Stealthy Dual-Trigger Backdoors: Attacking Prompt Tuning in LM-Empowered Graph Foundation Models
Xiaoyu Xue 1, Yuni Lai 1, Chenxi Huang 1, Yulin Zhu 2, Gaolei Li 1, Xiaoge Zhang 1, Kai Zhou 3
Published on arXiv
2510.14470
Model Poisoning
OWASP ML Top 10 — ML10
Transfer Learning Attack
OWASP ML Top 10 — ML07
Key Finding
Achieves outstanding attack success rates including highly concealed single-trigger scenarios while maintaining superior clean accuracy on text-attributed graphs during prompt tuning.

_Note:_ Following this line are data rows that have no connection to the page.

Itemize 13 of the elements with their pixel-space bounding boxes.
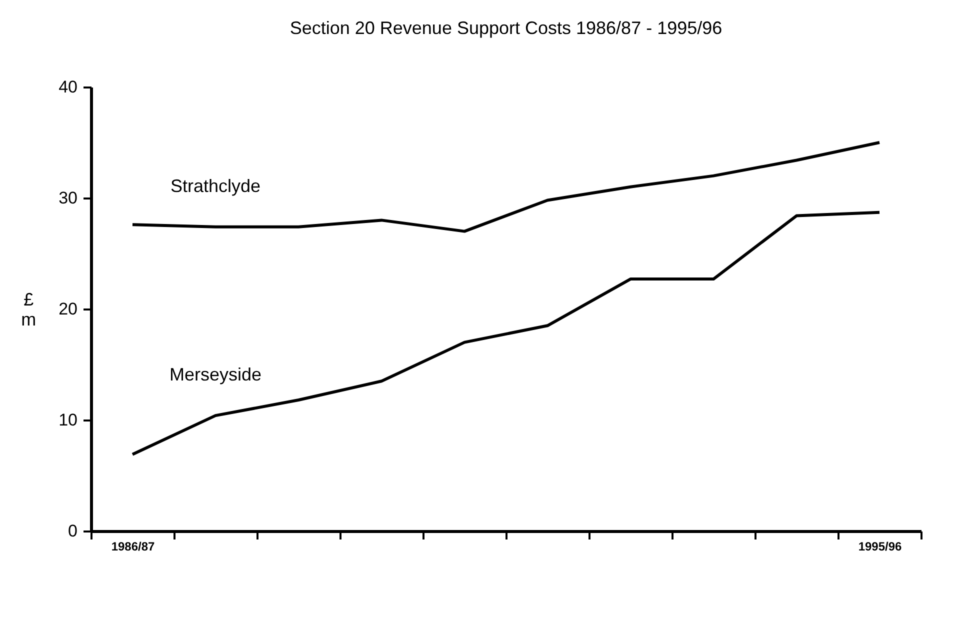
x-tick-label: 1986/87: [111, 540, 156, 554]
y-axis-title: £m: [21, 290, 36, 330]
x-tick-label: 1995/96: [858, 540, 902, 554]
chart-title: Section 20 Revenue Support Costs 1986/87 - 1995/96: [290, 18, 722, 38]
line-series: [131, 141, 881, 233]
series-label: Strathclyde: [170, 176, 261, 196]
y-tick-label: 30: [58, 188, 78, 208]
y-tick-label: 20: [58, 300, 78, 318]
y-tick-label: 0: [68, 522, 78, 540]
series-label: Merseyside: [169, 364, 262, 385]
y-tick-label: 10: [58, 410, 78, 430]
y-tick-label: 40: [58, 78, 78, 96]
line-series: [131, 210, 881, 456]
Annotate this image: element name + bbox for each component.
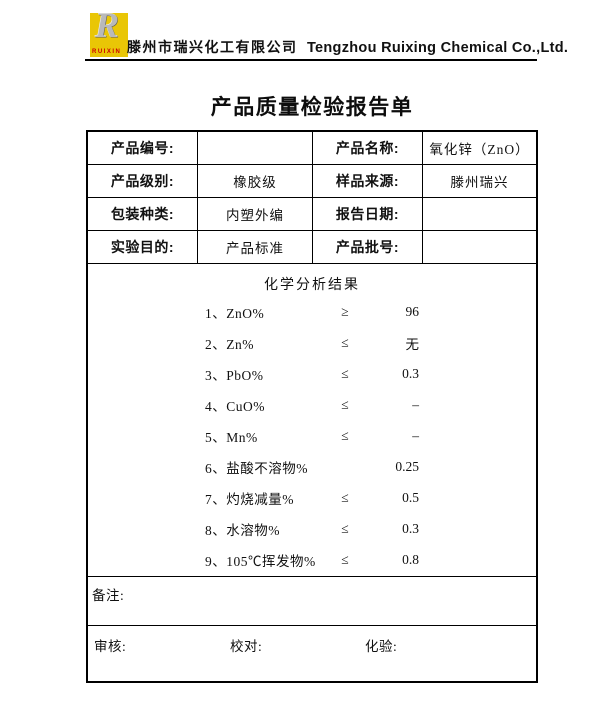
analysis-item-value: 96 [405,303,420,319]
analysis-item-name: 9、105℃挥发物% [205,553,316,569]
lte-symbol: ≤ [341,365,349,381]
company-name-line: 滕州市瑞兴化工有限公司 Tengzhou Ruixing Chemical Co… [127,37,568,57]
analysis-row-volatile-105c: 9、105℃挥发物% ≤ 0.8 [88,544,536,575]
sample-source-label: 样品来源: [313,165,423,197]
lte-symbol: ≤ [341,520,349,536]
analysis-item-name: 8、水溶物% [205,522,280,538]
ruixin-logo-icon: R RUIXIN [90,13,128,57]
analysis-item-name: 5、Mn% [205,429,258,445]
analysis-item-name: 7、灼烧减量% [205,491,294,507]
header-divider [85,59,537,61]
lte-symbol: ≤ [341,334,349,350]
analysis-item-value: 0.25 [395,458,419,474]
analysis-item-value: 0.3 [402,520,419,536]
batch-number-label: 产品批号: [313,231,423,263]
company-name-english: Tengzhou Ruixing Chemical Co.,Ltd. [306,40,569,56]
analysis-item-name: 4、CuO% [205,398,265,414]
product-grade-label: 产品级别: [88,165,198,197]
info-row-product-number: 产品编号: 产品名称: 氧化锌（ZnO） [88,132,536,165]
lte-symbol: ≤ [341,489,349,505]
analysis-row-mn: 5、Mn% ≤ – [88,420,536,451]
info-row-product-grade: 产品级别: 橡胶级 样品来源: 滕州瑞兴 [88,165,536,198]
test-purpose-label: 实验目的: [88,231,198,263]
product-name-value: 氧化锌（ZnO） [429,142,530,157]
info-row-purpose: 实验目的: 产品标准 产品批号: [88,231,536,264]
product-number-label: 产品编号: [88,132,198,164]
lte-symbol: ≤ [341,551,349,567]
batch-number-value [423,231,536,263]
packaging-type-label: 包装种类: [88,198,198,230]
signature-row: 审核: 校对: 化验: [88,626,536,681]
analysis-item-value: – [412,427,419,443]
report-date-value [423,198,536,230]
analysis-section-title: 化学分析结果 [264,278,360,293]
info-row-packaging: 包装种类: 内塑外编 报告日期: [88,198,536,231]
lte-symbol: ≤ [341,396,349,412]
review-label: 审核: [94,639,127,654]
report-date-label: 报告日期: [313,198,423,230]
analysis-row-zn: 2、Zn% ≤ 无 [88,327,536,358]
remarks-label: 备注: [92,588,125,603]
report-table: 产品编号: 产品名称: 氧化锌（ZnO） 产品级别: 橡胶级 样品来源: 滕州瑞… [86,130,538,683]
product-number-value [198,132,313,164]
analysis-item-value: – [412,396,419,412]
analysis-row-water-soluble: 8、水溶物% ≤ 0.3 [88,513,536,544]
analysis-item-name: 1、ZnO% [205,305,265,321]
analysis-row-pbo: 3、PbO% ≤ 0.3 [88,358,536,389]
lte-symbol: ≤ [341,427,349,443]
product-grade-value: 橡胶级 [198,165,313,197]
analysis-item-value: 无 [405,336,420,352]
logo-r-glyph: R [95,13,120,45]
analysis-item-name: 2、Zn% [205,336,254,352]
analysis-row-zno: 1、ZnO% ≥ 96 [88,296,536,327]
analysis-row-ignition-loss: 7、灼烧减量% ≤ 0.5 [88,482,536,513]
test-label: 化验: [365,639,398,654]
analysis-item-value: 0.3 [402,365,419,381]
sample-source-value: 滕州瑞兴 [450,175,509,190]
analysis-item-value: 0.5 [402,489,419,505]
analysis-row-cuo: 4、CuO% ≤ – [88,389,536,420]
product-name-label: 产品名称: [313,132,423,164]
proofread-label: 校对: [230,639,263,654]
logo-brand-text: RUIXIN [92,49,122,55]
test-purpose-value: 产品标准 [198,231,313,263]
analysis-row-hcl-insoluble: 6、盐酸不溶物% 0.25 [88,451,536,482]
chemical-analysis-section: 化学分析结果 1、ZnO% ≥ 96 2、Zn% ≤ 无 3、PbO% ≤ 0.… [88,264,536,577]
analysis-item-value: 0.8 [402,551,419,567]
analysis-item-name: 3、PbO% [205,367,264,383]
report-title: 产品质量检验报告单 [210,96,414,119]
gte-symbol: ≥ [341,303,349,319]
remarks-cell: 备注: [88,577,536,626]
company-name-chinese: 滕州市瑞兴化工有限公司 [127,41,298,56]
packaging-type-value: 内塑外编 [198,198,313,230]
analysis-item-name: 6、盐酸不溶物% [205,460,308,476]
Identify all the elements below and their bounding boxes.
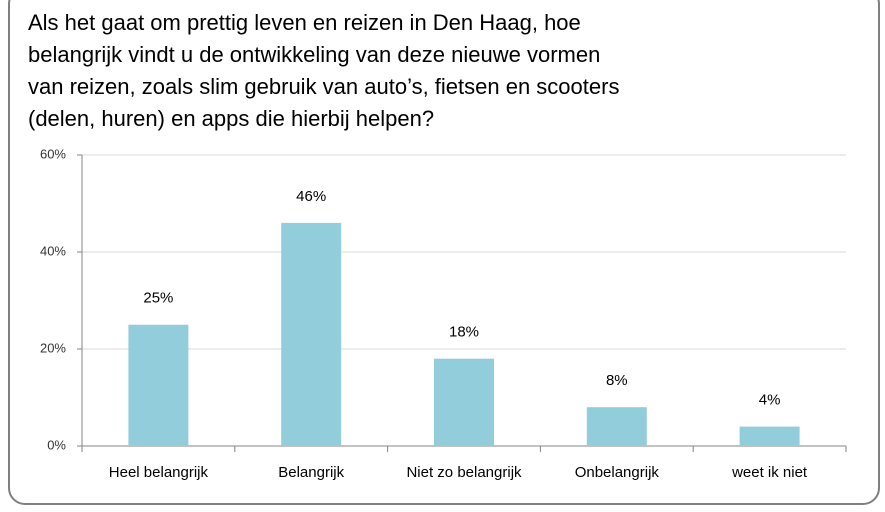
x-tick-label: Heel belangrijk bbox=[109, 464, 209, 481]
bar bbox=[281, 222, 342, 446]
data-label: 18% bbox=[449, 324, 479, 341]
y-tick-label: 60% bbox=[40, 146, 66, 161]
chart-title: (delen, huren) en apps die hierbij helpe… bbox=[28, 106, 434, 131]
x-tick-label: weet ik niet bbox=[731, 464, 808, 481]
bar bbox=[128, 324, 189, 446]
y-tick-label: 40% bbox=[40, 243, 66, 258]
data-label: 4% bbox=[759, 392, 781, 409]
chart-title: Als het gaat om prettig leven en reizen … bbox=[28, 10, 581, 35]
chart-title: van reizen, zoals slim gebruik van auto’… bbox=[28, 74, 619, 99]
y-tick-label: 0% bbox=[47, 437, 66, 452]
bar bbox=[739, 426, 800, 446]
chart-title: belangrijk vindt u de ontwikkeling van d… bbox=[28, 42, 600, 67]
bar bbox=[586, 407, 647, 446]
data-label: 25% bbox=[143, 290, 173, 307]
y-tick-label: 20% bbox=[40, 340, 66, 355]
data-label: 46% bbox=[296, 188, 326, 205]
data-label: 8% bbox=[606, 372, 628, 389]
bar bbox=[434, 358, 494, 446]
x-tick-label: Belangrijk bbox=[278, 464, 344, 481]
x-tick-label: Onbelangrijk bbox=[575, 464, 660, 481]
x-tick-label: Niet zo belangrijk bbox=[406, 464, 522, 481]
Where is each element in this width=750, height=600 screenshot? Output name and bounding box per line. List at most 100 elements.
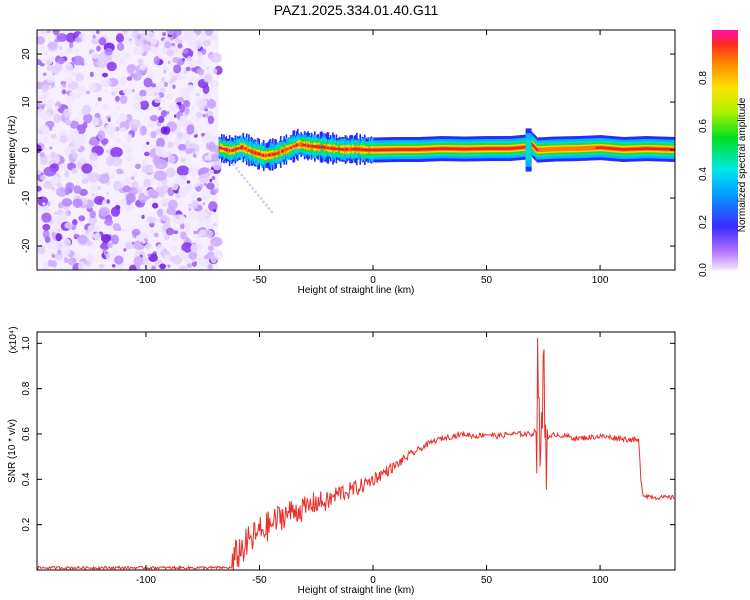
track-cell bbox=[282, 149, 284, 153]
noise-blob bbox=[189, 60, 197, 68]
noise-blob bbox=[66, 91, 70, 95]
noise-blob bbox=[82, 113, 93, 124]
noise-blob bbox=[40, 30, 47, 35]
track-cell bbox=[235, 147, 238, 151]
noise-blob bbox=[37, 36, 46, 45]
track-cell bbox=[386, 148, 389, 151]
track-cell bbox=[249, 148, 251, 153]
track-cell bbox=[625, 148, 627, 151]
track-cell bbox=[365, 148, 367, 152]
noise-blob bbox=[167, 199, 178, 210]
track-cell bbox=[313, 145, 316, 148]
track-cell bbox=[225, 148, 228, 152]
noise-blob bbox=[195, 233, 202, 239]
track-cell bbox=[303, 143, 306, 147]
track-cell bbox=[237, 147, 240, 150]
track-cell bbox=[306, 143, 308, 148]
track-cell bbox=[338, 147, 341, 151]
noise-blob bbox=[180, 31, 192, 42]
noise-blob bbox=[74, 48, 80, 53]
track-cell bbox=[273, 152, 275, 156]
track-cell bbox=[597, 146, 600, 149]
noise-blob bbox=[139, 64, 147, 71]
noise-blob bbox=[58, 52, 65, 58]
track-cell bbox=[595, 146, 598, 149]
track-cell bbox=[392, 148, 394, 151]
noise-blob bbox=[160, 109, 167, 118]
noise-blob bbox=[51, 187, 55, 191]
noise-blob bbox=[207, 245, 214, 251]
track-cell bbox=[261, 153, 264, 157]
noise-blob bbox=[56, 33, 68, 42]
noise-blob bbox=[144, 31, 156, 42]
y-tick-label: -10 bbox=[21, 190, 32, 205]
track-cell bbox=[228, 149, 231, 153]
noise-blob bbox=[79, 116, 84, 120]
noise-blob bbox=[42, 202, 46, 206]
track-cell bbox=[398, 148, 400, 151]
noise-blob bbox=[139, 89, 147, 97]
noise-blob bbox=[191, 199, 199, 209]
track-cell bbox=[502, 147, 505, 150]
track-cell bbox=[436, 147, 439, 150]
track-cell bbox=[331, 147, 333, 150]
noise-blob bbox=[141, 100, 147, 106]
track-cell bbox=[447, 147, 450, 150]
noise-blob bbox=[128, 264, 137, 270]
noise-blob bbox=[206, 182, 215, 190]
track-cell bbox=[627, 148, 629, 151]
noise-blob bbox=[111, 264, 116, 268]
noise-blob bbox=[196, 51, 203, 57]
noise-blob bbox=[106, 192, 110, 196]
noise-blob bbox=[162, 65, 169, 71]
snr-y-ticks: 0.2 0.4 0.6 0.8 1.0 bbox=[21, 336, 675, 532]
track-cell bbox=[453, 147, 456, 151]
track-cell bbox=[586, 146, 589, 151]
noise-blob bbox=[210, 153, 221, 163]
noise-blob bbox=[209, 80, 220, 88]
track-cell bbox=[346, 148, 349, 151]
noise-blob bbox=[58, 178, 63, 184]
track-cell bbox=[671, 148, 674, 151]
noise-blob bbox=[119, 57, 126, 65]
noise-blob bbox=[37, 169, 42, 176]
noise-blob bbox=[63, 67, 68, 73]
track-cell bbox=[375, 148, 377, 152]
noise-blob bbox=[155, 94, 160, 99]
track-cell bbox=[241, 145, 243, 149]
noise-blob bbox=[49, 127, 53, 131]
track-cell bbox=[531, 144, 534, 147]
noise-streak-dot bbox=[254, 190, 257, 194]
track-cell bbox=[432, 147, 434, 151]
noise-blob bbox=[172, 84, 176, 89]
noise-blob bbox=[186, 55, 192, 62]
noise-blob bbox=[54, 253, 64, 260]
track-cell bbox=[478, 147, 481, 150]
track-cell bbox=[404, 148, 407, 151]
noise-blob bbox=[40, 45, 44, 50]
track-cell bbox=[278, 149, 281, 156]
track-cell bbox=[310, 145, 313, 148]
noise-blob bbox=[147, 189, 159, 198]
noise-blob bbox=[50, 176, 60, 186]
noise-blob bbox=[155, 187, 161, 193]
track-cell bbox=[379, 148, 382, 152]
noise-blob bbox=[42, 262, 49, 270]
noise-blob bbox=[139, 125, 147, 136]
noise-blob bbox=[155, 128, 163, 135]
noise-blob bbox=[45, 208, 51, 213]
noise-blob bbox=[150, 176, 156, 183]
noise-blob bbox=[119, 180, 123, 186]
noise-blob bbox=[167, 155, 176, 164]
track-cell bbox=[385, 148, 388, 151]
noise-blob bbox=[214, 188, 219, 194]
noise-blob bbox=[107, 81, 113, 86]
noise-blob bbox=[157, 208, 164, 218]
noise-blob bbox=[188, 166, 199, 176]
noise-blob bbox=[203, 74, 213, 83]
noise-blob bbox=[58, 202, 64, 209]
noise-blob bbox=[134, 39, 143, 47]
snr-panel: -100 -50 0 50 100 0.2 0.4 0.6 0.8 1.0 Height of … bbox=[7, 326, 676, 596]
noise-blob bbox=[69, 120, 80, 129]
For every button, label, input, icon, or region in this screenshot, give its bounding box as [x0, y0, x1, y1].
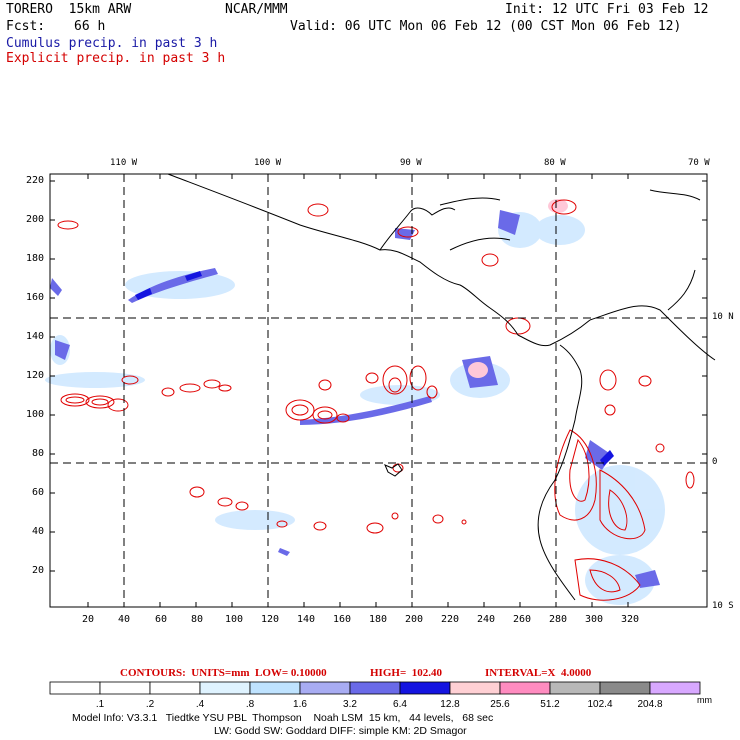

Dual-Trigger Backdoor Attack
Novel technique introduced
The emergence of graph foundation models (GFMs), particularly those incorporating language models (LMs), has revolutionized graph learning and demonstrated remarkable performance on text-attributed graphs (TAGs). However, compared to traditional GNNs, these LM-empowered GFMs introduce unique security vulnerabilities during the unsecured prompt tuning phase that remain understudied in current research. Through empirical investigation, we reveal a significant performance degradation in traditional graph backdoor attacks when operating in attribute-inaccessible constrained TAG systems without explicit trigger node attribute optimization. To address this, we propose a novel dual-trigger backdoor attack framework that operates at both text-level and struct-level, enabling effective attacks without explicit optimization of trigger node text attributes through the strategic utilization of a pre-established text pool. Extensive experimental evaluations demonstrate that our attack maintains superior clean accuracy while achieving outstanding attack success rates, including scenarios with highly concealed single-trigger nodes. Our work highlights critical backdoor risks in web-deployed LM-empowered GFMs and contributes to the development of more robust supervision mechanisms for open-source platforms in the era of foundation models.
Key Contributions
- Reveals that traditional graph backdoor attacks degrade significantly in attribute-inaccessible TAG systems where trigger node attributes cannot be directly optimized
- Proposes a dual-trigger backdoor framework operating at both text-level and structural-level using a pre-established text pool, bypassing the need for explicit trigger attribute optimization
- Demonstrates high attack success rates with stealthy single-trigger nodes while maintaining clean accuracy on LM-empowered GFMs during prompt tuning
🛡️ Threat Analysis
The attack specifically exploits the 'pre-train, prompt-tuning' paradigm by targeting the unsecured prompt tuning (fine-tuning) phase, and is designed to operate in scenarios where the attacker cannot directly access or optimize trigger node attributes — directly exploiting the gap between pre-training and fine-tuning distributions in a transfer learning workflow.
Proposes a backdoor attack that injects hidden dual triggers (text-level and structural-level) into GFMs, causing targeted misclassification when triggers are present while maintaining normal behavior otherwise — classic backdoor/trojan behavior.